Dana Point hosts parade of Asian Elephant statues as international event hits American soil for first time
By Andrea Swayne
Artists, event organizers, city officials and the press, on Thursday, were invited to preview the entire herd of elephants soon to grace all corners of Dana Point for Elephant Parade: Welcome to America, an art exhibit and sale to benefit endangered Asian elephants.
Nearly 40 life-sized baby elephant sculptures painted by artists, celebrities and one local student were assembled on the grounds of the St. Regis Monarch Beach Resort before moving to Doheny State Beach on Friday for the official opening ceremony.
Welcome speeches by city and county officials, Elephant Parade Ambassador Dana Alan Yarger, and Mike Spits, co-founder of the Asian Elephant Foundation and its marquee fundraising event the Elephant Parade, were followed by a group of St. Regis butlers sabering Champagne bottles to toast the event’s kick-off.
Spits told the audience the story of how is father Marc Spits’ encounter with a baby elephant named Mosha—who lost a leg after stepping on a land mine—inspired the creation of the Elephant Parade.

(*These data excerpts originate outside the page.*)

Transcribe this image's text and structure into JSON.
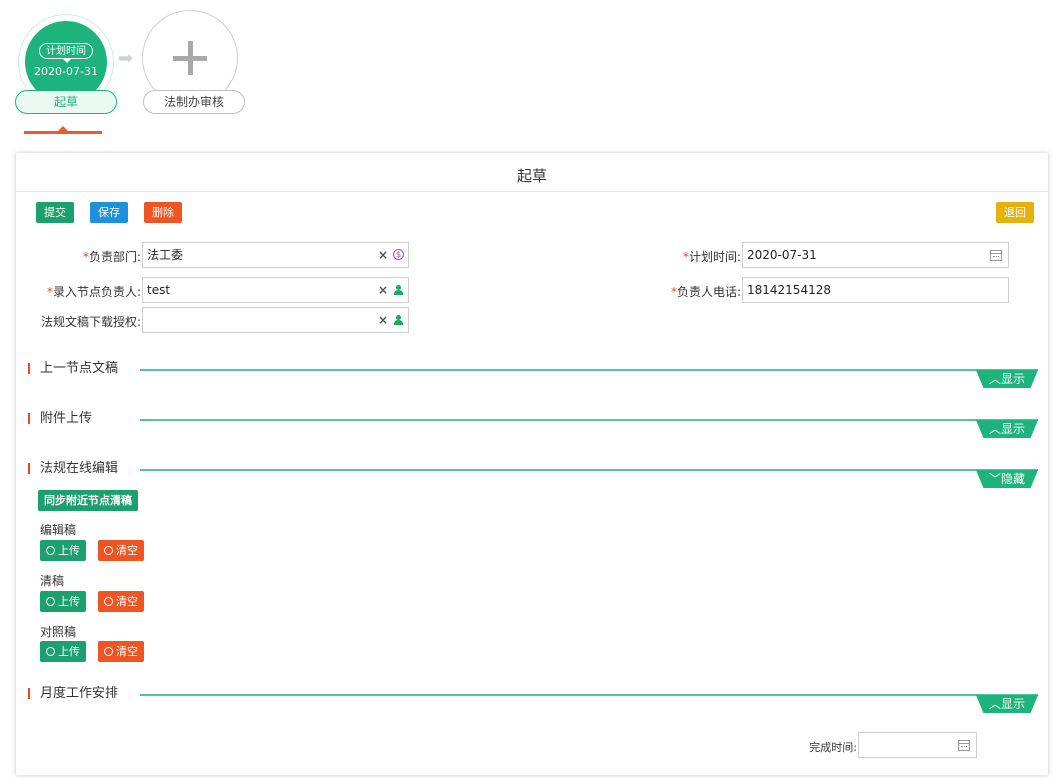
{
  "workflow": {
    "active_node": {
      "badge": "计划时间",
      "date": "2020-07-31",
      "label": "起草"
    },
    "next_node": {
      "label": "法制办审核"
    }
  },
  "panel": {
    "title": "起草",
    "toolbar": {
      "submit": "提交",
      "save": "保存",
      "delete": "删除",
      "back": "退回"
    },
    "fields": {
      "department": {
        "label": "负责部门:",
        "value": "法工委",
        "required": true
      },
      "plan_time": {
        "label": "计划时间:",
        "value": "2020-07-31",
        "required": true
      },
      "node_owner": {
        "label": "录入节点负责人:",
        "value": "test",
        "required": true
      },
      "owner_phone": {
        "label": "负责人电话:",
        "value": "18142154128",
        "required": true
      },
      "download_auth": {
        "label": "法规文稿下载授权:",
        "value": "",
        "required": false
      }
    },
    "sections": [
      {
        "title": "上一节点文稿",
        "toggle": "显示",
        "expanded": false
      },
      {
        "title": "附件上传",
        "toggle": "显示",
        "expanded": false
      },
      {
        "title": "法规在线编辑",
        "toggle": "隐藏",
        "expanded": true
      },
      {
        "title": "月度工作安排",
        "toggle": "显示",
        "expanded": false
      }
    ],
    "online_edit": {
      "sync_button": "同步附近节点清稿",
      "groups": [
        {
          "label": "编辑稿",
          "upload": "上传",
          "clear": "清空"
        },
        {
          "label": "清稿",
          "upload": "上传",
          "clear": "清空"
        },
        {
          "label": "对照稿",
          "upload": "上传",
          "clear": "清空"
        }
      ]
    },
    "monthly": {
      "finish_time_label": "完成时间:",
      "finish_time_value": ""
    }
  },
  "colors": {
    "green": "#1db37c",
    "red": "#ef5423",
    "blue": "#1e90dc",
    "yellow": "#e5b10d"
  }
}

Mosha had a chance at survival, but only if enough money could be raised to pay for a prosthetic leg. Marc wanted to help but desired to do something more engaging than simply asking donors for money. In 2006 the two founded the Asian Elephant Foundation and its major fundraiser, the Elephant Parade.

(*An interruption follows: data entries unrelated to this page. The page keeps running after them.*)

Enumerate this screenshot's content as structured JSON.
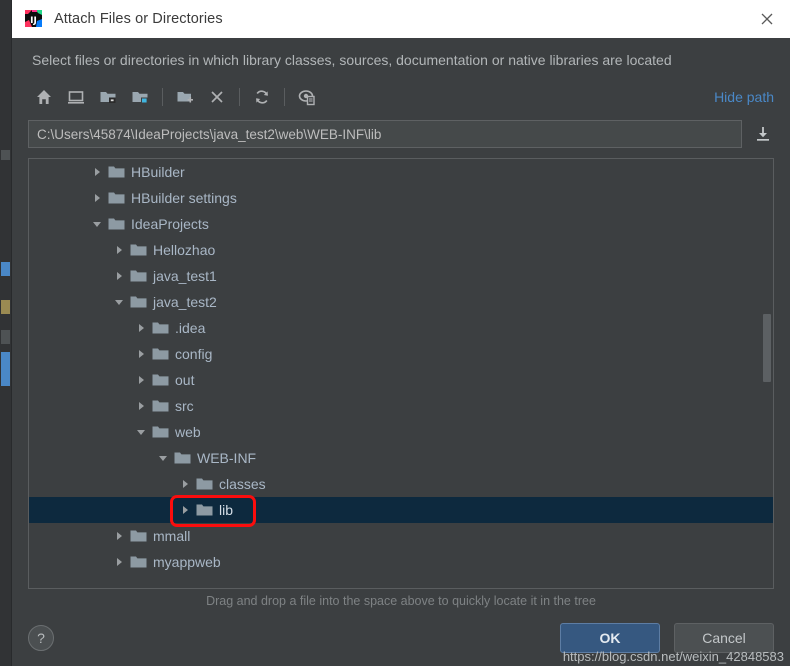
{
  "window": {
    "title": "Attach Files or Directories",
    "app_icon": "intellij-idea-icon",
    "close_label": "×"
  },
  "description": "Select files or directories in which library classes, sources, documentation or native libraries are located",
  "toolbar": {
    "hide_path_label": "Hide path",
    "buttons": [
      {
        "name": "home-icon",
        "tooltip": "Home"
      },
      {
        "name": "desktop-icon",
        "tooltip": "Desktop"
      },
      {
        "name": "project-folder-icon",
        "tooltip": "Project"
      },
      {
        "name": "module-folder-icon",
        "tooltip": "Module"
      },
      {
        "name": "new-folder-icon",
        "tooltip": "New Folder"
      },
      {
        "name": "delete-icon",
        "tooltip": "Delete"
      },
      {
        "name": "refresh-icon",
        "tooltip": "Refresh"
      },
      {
        "name": "show-hidden-files-icon",
        "tooltip": "Show Hidden Files"
      }
    ]
  },
  "path": {
    "value": "C:\\Users\\45874\\IdeaProjects\\java_test2\\web\\WEB-INF\\lib",
    "placeholder": "",
    "download_icon": "download-icon"
  },
  "tree": {
    "rows": [
      {
        "label": "HBuilder",
        "depth": 1,
        "state": "collapsed",
        "selected": false
      },
      {
        "label": "HBuilder settings",
        "depth": 1,
        "state": "collapsed",
        "selected": false
      },
      {
        "label": "IdeaProjects",
        "depth": 1,
        "state": "expanded",
        "selected": false
      },
      {
        "label": "Hellozhao",
        "depth": 2,
        "state": "collapsed",
        "selected": false
      },
      {
        "label": "java_test1",
        "depth": 2,
        "state": "collapsed",
        "selected": false
      },
      {
        "label": "java_test2",
        "depth": 2,
        "state": "expanded",
        "selected": false
      },
      {
        "label": ".idea",
        "depth": 3,
        "state": "collapsed",
        "selected": false
      },
      {
        "label": "config",
        "depth": 3,
        "state": "collapsed",
        "selected": false
      },
      {
        "label": "out",
        "depth": 3,
        "state": "collapsed",
        "selected": false
      },
      {
        "label": "src",
        "depth": 3,
        "state": "collapsed",
        "selected": false
      },
      {
        "label": "web",
        "depth": 3,
        "state": "expanded",
        "selected": false
      },
      {
        "label": "WEB-INF",
        "depth": 4,
        "state": "expanded",
        "selected": false
      },
      {
        "label": "classes",
        "depth": 5,
        "state": "collapsed",
        "selected": false
      },
      {
        "label": "lib",
        "depth": 5,
        "state": "collapsed",
        "selected": true
      },
      {
        "label": "mmall",
        "depth": 2,
        "state": "collapsed",
        "selected": false
      },
      {
        "label": "myappweb",
        "depth": 2,
        "state": "collapsed",
        "selected": false
      }
    ],
    "annotated_row_label": "lib"
  },
  "hint": "Drag and drop a file into the space above to quickly locate it in the tree",
  "footer": {
    "help_label": "?",
    "ok_label": "OK",
    "cancel_label": "Cancel"
  },
  "watermark": "https://blog.csdn.net/weixin_42848583",
  "colors": {
    "accent": "#365880",
    "link": "#4a88c7",
    "selection": "#0d293e",
    "annotation": "#fb0d0d",
    "window_bg": "#3c3f41",
    "text": "#a9b7c6"
  }
}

Welcoming festivities for the public kick-off this weekend at Doheny State Beach.
Where: Doheny State Beach, 25300 Dana Point Harbor Drive
When: Friday, August 23, 3 p.m. to 9 p.m.
The first public gathering of the more than 30 painted Asian Elephant statues will be on display throughout the beachfront state park. Kick starting the 12 weeks of the herd’s parade, artists will be on hand to help attendees of the opening ceremonies paint their own miniature elephants. A showing of the documentary How I Became an Elephant begins at 7:30 p.m. The film is the brainchild of 14-year-old Juliette West who sought to educate the American public on the connection between the plight of elephants in Asian to those domestically in circuses and zoos.
Saturday, August 24, 10 a.m. to 6 p.m.
Some of the nationally and internationally renowned artists taking part in Elephant Parade: Coming to America will be meeting and greeting attendees, to share their work and inspiration for participating in the event. Live music performances will take place throughout the day, and the miniature elephant art workshops will continue all day. Area food trucks will also be on hand.
Sunday, August 2, noon to 6 p.m.
This will be the public’s last chance until November to see all the elephants together before the herd heads out on parade. Festivities and art workshops will continue throughout the day. By Monday, August 26, elephant statues will start popping up throughout town and will be on parade until the beginning of November, when they will be gathered and placed at Lantern Bay Park for a final farewell to Dana Point.
Cost: Entrance to the opening ceremony events is free. Parking at Doheny State Beach is $15 for the day.